In the ancient eastern art of Suminagashi, ink dances on water.

"The Suminagashi artists of Japan, they really started doing this in the 12th Century,” explained Wendy Marble, lead instructor at PAC. “They created ways to manipulate the ink on the surface."

But all the techniques begin with water in a shallow container mixed with seaweed extract.

“That helps hold the ink on the top of the surface,” said Marble.

Marble first came across this art form in Turkey—and yes, I see how marbling ink with an artist named Marble is super cool.

The first technique involves moving the ink across the water with our breath.

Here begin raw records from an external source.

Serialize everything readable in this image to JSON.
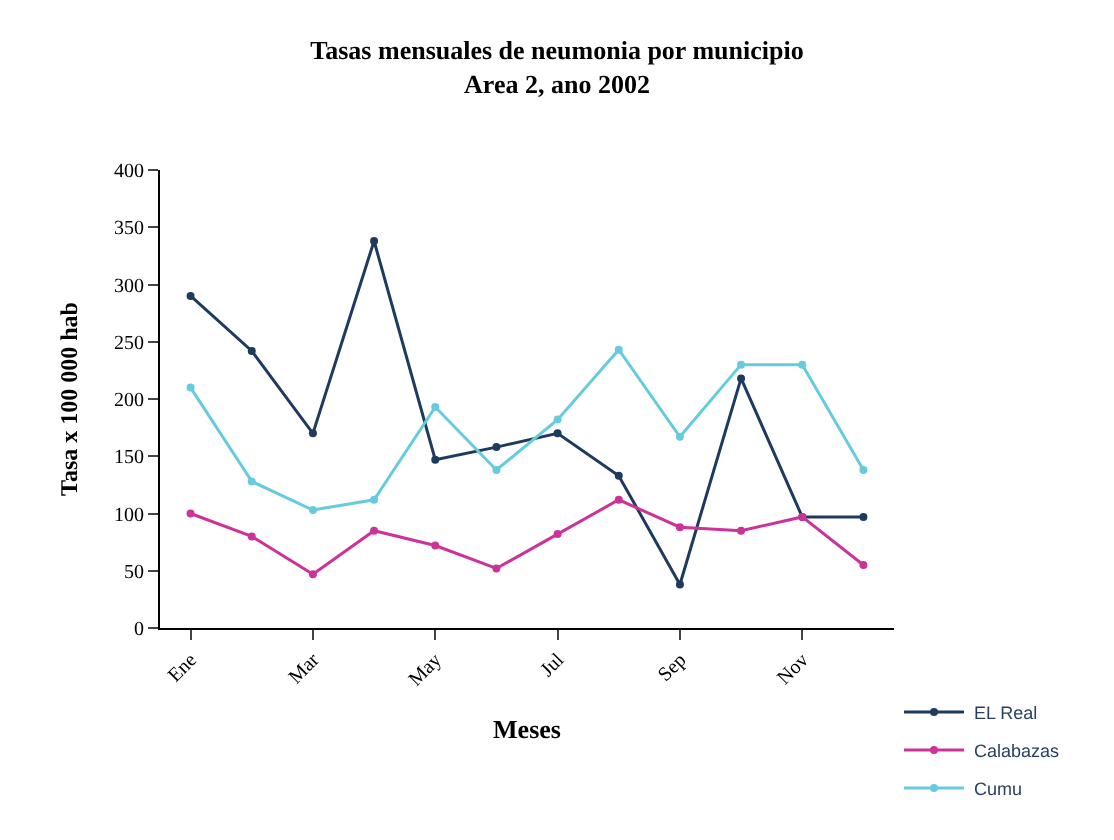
{
  "chart_data": {
    "type": "line",
    "title": "Tasas mensuales de neumonia por municipio",
    "subtitle": "Area 2, ano 2002",
    "xlabel": "Meses",
    "ylabel": "Tasa x 100 000 hab",
    "categories": [
      "Ene",
      null,
      "Mar",
      null,
      "May",
      null,
      "Jul",
      null,
      "Sep",
      null,
      "Nov",
      null
    ],
    "series": [
      {
        "name": "EL Real",
        "color": "#1f3a5f",
        "values": [
          290,
          242,
          170,
          338,
          147,
          158,
          170,
          133,
          38,
          218,
          97,
          97
        ]
      },
      {
        "name": "Calabazas",
        "color": "#cc3399",
        "values": [
          100,
          80,
          47,
          85,
          72,
          52,
          82,
          112,
          88,
          85,
          97,
          55
        ]
      },
      {
        "name": "Cumu",
        "color": "#66ccdd",
        "values": [
          210,
          128,
          103,
          112,
          193,
          138,
          182,
          243,
          167,
          230,
          230,
          138
        ]
      }
    ],
    "ylim": [
      0,
      400
    ],
    "yticks": [
      0,
      50,
      100,
      150,
      200,
      250,
      300,
      350,
      400
    ],
    "legend": "bottom right",
    "marker": "circle",
    "line_style": "solid"
  }
}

We pick our ink colors and touch the tip of a small paint brush into the ink and then touch the top of the water.

The ink spreads across the surface, and very little sinks to the bottom of the container.

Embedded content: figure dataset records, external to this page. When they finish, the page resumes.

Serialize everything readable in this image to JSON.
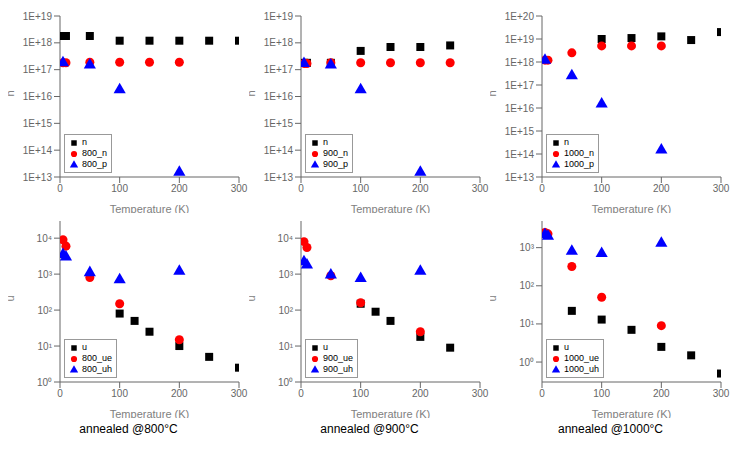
{
  "chart_data": [
    {
      "type": "scatter",
      "xlabel": "Temperature (K)",
      "ylabel": "n",
      "x": [
        5,
        10,
        50,
        100,
        150,
        200,
        250,
        300
      ],
      "series": [
        {
          "name": "n",
          "color": "black",
          "marker": "square",
          "values": [
            1.8e+18,
            1.8e+18,
            1.8e+18,
            1.2e+18,
            1.2e+18,
            1.2e+18,
            1.2e+18,
            1.2e+18
          ]
        },
        {
          "name": "800_n",
          "color": "red",
          "marker": "circle",
          "values": [
            1.8e+17,
            1.8e+17,
            1.9e+17,
            1.9e+17,
            1.9e+17,
            1.9e+17,
            null,
            null
          ]
        },
        {
          "name": "800_p",
          "color": "blue",
          "marker": "triangle",
          "values": [
            1.8e+17,
            null,
            1.5e+17,
            1.8e+16,
            null,
            15000000000000.0,
            null,
            null
          ]
        }
      ],
      "xlim": [
        0,
        300
      ],
      "xticks": [
        0,
        100,
        200,
        300
      ],
      "ylim": [
        10000000000000.0,
        1e+19
      ],
      "yticks": [
        {
          "value": 10000000000000.0,
          "label": "1E+13"
        },
        {
          "value": 100000000000000.0,
          "label": "1E+14"
        },
        {
          "value": 1000000000000000.0,
          "label": "1E+15"
        },
        {
          "value": 1e+16,
          "label": "1E+16"
        },
        {
          "value": 1e+17,
          "label": "1E+17"
        },
        {
          "value": 1e+18,
          "label": "1E+18"
        },
        {
          "value": 1e+19,
          "label": "1E+19"
        }
      ],
      "log": "y",
      "grid": false,
      "legend": "lower left"
    },
    {
      "type": "scatter",
      "xlabel": "Temperature (K)",
      "ylabel": "n",
      "x": [
        5,
        10,
        50,
        100,
        150,
        200,
        250,
        300
      ],
      "series": [
        {
          "name": "n",
          "color": "black",
          "marker": "square",
          "values": [
            1.8e+17,
            1.8e+17,
            1.8e+17,
            5e+17,
            7e+17,
            7e+17,
            8e+17,
            null
          ]
        },
        {
          "name": "900_n",
          "color": "red",
          "marker": "circle",
          "values": [
            1.7e+17,
            1.7e+17,
            1.8e+17,
            1.8e+17,
            1.8e+17,
            1.8e+17,
            1.8e+17,
            null
          ]
        },
        {
          "name": "900_p",
          "color": "blue",
          "marker": "triangle",
          "values": [
            1.7e+17,
            null,
            1.5e+17,
            1.8e+16,
            null,
            15000000000000.0,
            null,
            null
          ]
        }
      ],
      "xlim": [
        0,
        300
      ],
      "xticks": [
        0,
        100,
        200,
        300
      ],
      "ylim": [
        10000000000000.0,
        1e+19
      ],
      "yticks": [
        {
          "value": 10000000000000.0,
          "label": "1E+13"
        },
        {
          "value": 100000000000000.0,
          "label": "1E+14"
        },
        {
          "value": 1000000000000000.0,
          "label": "1E+15"
        },
        {
          "value": 1e+16,
          "label": "1E+16"
        },
        {
          "value": 1e+17,
          "label": "1E+17"
        },
        {
          "value": 1e+18,
          "label": "1E+18"
        },
        {
          "value": 1e+19,
          "label": "1E+19"
        }
      ],
      "log": "y",
      "grid": false,
      "legend": "lower left"
    },
    {
      "type": "scatter",
      "xlabel": "Temperature (K)",
      "ylabel": "n",
      "x": [
        5,
        10,
        50,
        100,
        150,
        200,
        250,
        300
      ],
      "series": [
        {
          "name": "n",
          "color": "black",
          "marker": "square",
          "values": [
            null,
            null,
            null,
            1e+19,
            1.1e+19,
            1.3e+19,
            9e+18,
            2e+19
          ]
        },
        {
          "name": "1000_n",
          "color": "red",
          "marker": "circle",
          "values": [
            1.2e+18,
            1.2e+18,
            2.5e+18,
            5e+18,
            5e+18,
            5e+18,
            null,
            null
          ]
        },
        {
          "name": "1000_p",
          "color": "blue",
          "marker": "triangle",
          "values": [
            1.2e+18,
            null,
            2.5e+17,
            1.5e+16,
            null,
            150000000000000.0,
            null,
            null
          ]
        }
      ],
      "xlim": [
        0,
        300
      ],
      "xticks": [
        0,
        100,
        200,
        300
      ],
      "ylim": [
        10000000000000.0,
        1e+20
      ],
      "yticks": [
        {
          "value": 10000000000000.0,
          "label": "1E+13"
        },
        {
          "value": 100000000000000.0,
          "label": "1E+14"
        },
        {
          "value": 1000000000000000.0,
          "label": "1E+15"
        },
        {
          "value": 1e+16,
          "label": "1E+16"
        },
        {
          "value": 1e+17,
          "label": "1E+17"
        },
        {
          "value": 1e+18,
          "label": "1E+18"
        },
        {
          "value": 1e+19,
          "label": "1E+19"
        },
        {
          "value": 1e+20,
          "label": "1E+20"
        }
      ],
      "log": "y",
      "grid": false,
      "legend": "lower left"
    },
    {
      "type": "scatter",
      "title": "annealed @800°C",
      "xlabel": "Temperature (K)",
      "ylabel": "u",
      "x": [
        5,
        10,
        50,
        100,
        125,
        150,
        200,
        250,
        300
      ],
      "series": [
        {
          "name": "u",
          "color": "black",
          "marker": "square",
          "values": [
            null,
            null,
            null,
            80,
            50,
            25,
            10,
            5,
            2.5
          ]
        },
        {
          "name": "800_ue",
          "color": "red",
          "marker": "circle",
          "values": [
            9000,
            6000,
            800,
            150,
            null,
            null,
            15,
            null,
            null
          ]
        },
        {
          "name": "800_uh",
          "color": "blue",
          "marker": "triangle",
          "values": [
            3500,
            3000,
            1100,
            700,
            null,
            null,
            1200,
            null,
            null
          ]
        }
      ],
      "xlim": [
        0,
        300
      ],
      "xticks": [
        0,
        100,
        200,
        300
      ],
      "ylim": [
        1,
        30000
      ],
      "yticks": [
        {
          "value": 1,
          "label": "10⁰"
        },
        {
          "value": 10,
          "label": "10¹"
        },
        {
          "value": 100,
          "label": "10²"
        },
        {
          "value": 1000,
          "label": "10³"
        },
        {
          "value": 10000,
          "label": "10⁴"
        }
      ],
      "log": "y",
      "grid": false,
      "legend": "lower left"
    },
    {
      "type": "scatter",
      "title": "annealed @900°C",
      "xlabel": "Temperature (K)",
      "ylabel": "u",
      "x": [
        5,
        10,
        50,
        100,
        125,
        150,
        200,
        250,
        300
      ],
      "series": [
        {
          "name": "u",
          "color": "black",
          "marker": "square",
          "values": [
            null,
            null,
            null,
            150,
            90,
            50,
            18,
            9,
            null
          ]
        },
        {
          "name": "900_ue",
          "color": "red",
          "marker": "circle",
          "values": [
            8000,
            5500,
            900,
            160,
            null,
            null,
            25,
            null,
            null
          ]
        },
        {
          "name": "900_uh",
          "color": "blue",
          "marker": "triangle",
          "values": [
            2200,
            1800,
            950,
            750,
            null,
            null,
            1200,
            null,
            null
          ]
        }
      ],
      "xlim": [
        0,
        300
      ],
      "xticks": [
        0,
        100,
        200,
        300
      ],
      "ylim": [
        1,
        30000
      ],
      "yticks": [
        {
          "value": 1,
          "label": "10⁰"
        },
        {
          "value": 10,
          "label": "10¹"
        },
        {
          "value": 100,
          "label": "10²"
        },
        {
          "value": 1000,
          "label": "10³"
        },
        {
          "value": 10000,
          "label": "10⁴"
        }
      ],
      "log": "y",
      "grid": false,
      "legend": "lower left"
    },
    {
      "type": "scatter",
      "title": "annealed @1000°C",
      "xlabel": "Temperature (K)",
      "ylabel": "u",
      "x": [
        5,
        10,
        50,
        100,
        125,
        150,
        200,
        250,
        300
      ],
      "series": [
        {
          "name": "u",
          "color": "black",
          "marker": "square",
          "values": [
            null,
            null,
            22,
            13,
            null,
            7,
            2.5,
            1.5,
            0.5
          ]
        },
        {
          "name": "1000_ue",
          "color": "red",
          "marker": "circle",
          "values": [
            2500,
            2300,
            320,
            50,
            null,
            null,
            9,
            null,
            null
          ]
        },
        {
          "name": "1000_uh",
          "color": "blue",
          "marker": "triangle",
          "values": [
            2200,
            2000,
            800,
            700,
            null,
            null,
            1300,
            null,
            null
          ]
        }
      ],
      "xlim": [
        0,
        300
      ],
      "xticks": [
        0,
        100,
        200,
        300
      ],
      "ylim": [
        0.3,
        5000
      ],
      "yticks": [
        {
          "value": 1,
          "label": "10⁰"
        },
        {
          "value": 10,
          "label": "10¹"
        },
        {
          "value": 100,
          "label": "10²"
        },
        {
          "value": 1000,
          "label": "10³"
        }
      ],
      "log": "y",
      "grid": false,
      "legend": "lower left"
    }
  ]
}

We use a straw and blow from different spots across the water, and the red ink rolls outward and circles around the blue and yellow ink.

It’s trippy.

Photo: Virginia Johnson, staff

Then when we decide we are done, we get our rice paper ready.

We lay it on the water in one rolling movement, wait just a few seconds, and take it out.

"And the ink stays on the paper," said Marble, holding the dripping paper with a perfectly captured image.

It is, in essence, a monoprint

"It can’t be repeated--it’s unique," said Marble.

The next unique technique is dragging an implement through the water.

We use a pick style comb, pulling it through green, yellow and red ink and the strokes are captured on the paper.

Photo: Virginia Johnson, staff

The final technique uses surfactants.

"For example, a drop of turpentine or a drop of soapy water on the surface makes the dye [go] poof!” said Marble, moving her hands outward, mimicking the movement, “it wants to run away from that."

We use black ink, dip a toothpick tip in soapy water and touch it to the middle of the ink drop.

It spreads in a “poof” as Marble demonstrated earlier.

To make rings, we put another black ink drop in the middle and repeat the toothpick trick.

We finish the rings with a red middle.

"Isn't that fun?” asked Marble. "And it’s fun because each one’s different and you can’t make a mistake- Love that part!"